Minimal Todo is flexible about what fields go into todos. Users can choose whether they want todos with only "title" and "completed" fields or maybe other fields like "assigned to", "urgency", etc. Consequently, for an entirely new .csv file, we need to ask the user what fields they want their todos to have. To handle that we need a few more helper functions.

create_header: Takes a list of field titles as input, and asks the user to enter another field. If the user doesn't enter anything, the existing headers are returned. If the user does enter a new field, it recursively calls create_header, passing in the new header prepended to the list of existing headers.

create_headers: Gives the user instructions to enter field names one by one and followed by an empty line when done, and then calls create_header with an empty list. Returns a list of all the field names a user has chosen to input.
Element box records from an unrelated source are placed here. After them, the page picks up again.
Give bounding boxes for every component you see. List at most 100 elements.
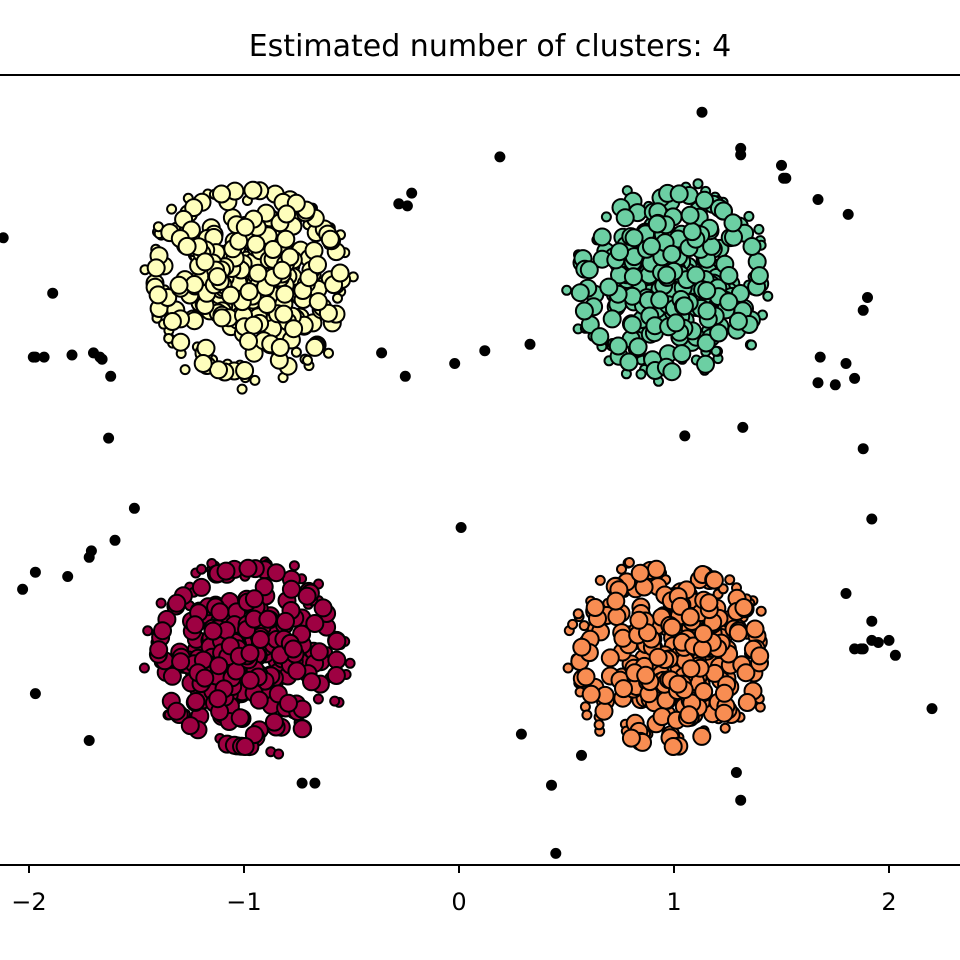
- cluster-0-core-point: [284, 319, 304, 339]
- cluster-1-core-point: [723, 213, 743, 233]
- cluster-2-core-point: [305, 614, 325, 633]
- cluster-0-core-point: [208, 267, 227, 287]
- cluster-0-core-point: [239, 282, 259, 302]
- cluster-3-core-point: [681, 659, 701, 679]
- cluster-0-core-point: [246, 234, 266, 254]
- cluster-2-core-point: [240, 643, 260, 663]
- cluster-0-core-point: [235, 217, 255, 237]
- cluster-3-border-point: [719, 722, 731, 734]
- cluster-3-border-point: [755, 605, 767, 617]
- cluster-0-core-point: [193, 354, 213, 373]
- cluster-1-border-point: [753, 223, 765, 235]
- cluster-2-border-point: [273, 748, 285, 760]
- cluster-2-border-point: [288, 560, 300, 572]
- cluster-3-core-point: [576, 667, 596, 687]
- cluster-3-border-point: [581, 709, 593, 721]
- cluster-3-core-point: [572, 637, 592, 657]
- cluster-3-core-point: [614, 679, 633, 699]
- noise-point: [735, 142, 747, 154]
- cluster-3-core-point: [679, 705, 699, 725]
- cluster-2-core-point: [287, 661, 307, 681]
- noise-point: [309, 777, 321, 789]
- cluster-0-core-point: [270, 338, 290, 357]
- cluster-0-core-point: [244, 315, 264, 335]
- cluster-0-core-point: [248, 263, 268, 283]
- cluster-3-core-point: [600, 648, 620, 668]
- cluster-1-core-point: [628, 337, 648, 357]
- cluster-3-core-point: [737, 693, 757, 712]
- cluster-1-core-point: [697, 301, 717, 321]
- cluster-3-core-point: [581, 684, 601, 704]
- noise-point: [62, 571, 74, 582]
- cluster-1-core-point: [615, 208, 635, 228]
- noise-point: [679, 430, 691, 442]
- cluster-0-core-point: [299, 268, 319, 288]
- cluster-3-core-point: [736, 663, 756, 683]
- cluster-1-border-point: [561, 284, 573, 296]
- noise-point: [730, 767, 742, 778]
- cluster-3-core-point: [662, 617, 682, 637]
- cluster-2-core-point: [167, 701, 186, 721]
- noise-point: [83, 551, 95, 563]
- cluster-1-core-point: [622, 315, 642, 335]
- axes-frame: [0, 74, 960, 866]
- cluster-0-core-point: [212, 184, 231, 204]
- cluster-0-core-point: [177, 236, 197, 256]
- cluster-1-border-point: [635, 368, 647, 380]
- cluster-1-core-point: [623, 267, 643, 287]
- cluster-1-core-point: [657, 265, 677, 285]
- cluster-0-border-point: [249, 374, 261, 386]
- cluster-2-border-point: [196, 563, 207, 575]
- cluster-0-core-point: [171, 332, 191, 352]
- cluster-2-core-point: [281, 579, 301, 599]
- cluster-3-core-point: [630, 563, 650, 583]
- cluster-2-core-point: [302, 672, 321, 692]
- cluster-3-core-point: [745, 619, 765, 639]
- noise-point: [735, 794, 747, 806]
- cluster-2-core-point: [266, 563, 286, 583]
- x-tick-label: −1: [226, 888, 261, 916]
- cluster-2-core-point: [210, 602, 230, 622]
- chart-title: Estimated number of clusters: 4: [249, 29, 732, 64]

create_initial_todo: As with a normal add_todo, create_initial_todo asks the user the name of their todo and and the value of each todo field. However since it's a new todo and the no file has been loaded, it first calls create_headers to query the user what fields will be in this (and all subsequent) todos. Returns a map containing this single todo as application state.

With these helpers in place, our start function only needs to call create_initial_todo |> get_command() in the case where the user chooses to create a new .csv, and load_csv() when they choose not to.

Conclusion and Challenge 4

This is a fairly comprehensive todo app considering it's only 160 some lines of code and doesn't rely on mix or any external dependencies. Users can load their todo lists from .csv files, add or remove todos and then save them. They can also create, build and save entirely new todo lists with arbitrary field names.

The challenge this time is to do the following:

  1. Write an Elixir function that finds the 45th Fibonacci number
  2. Look at the Elixir docs for new DateTime and figure out how to time your function!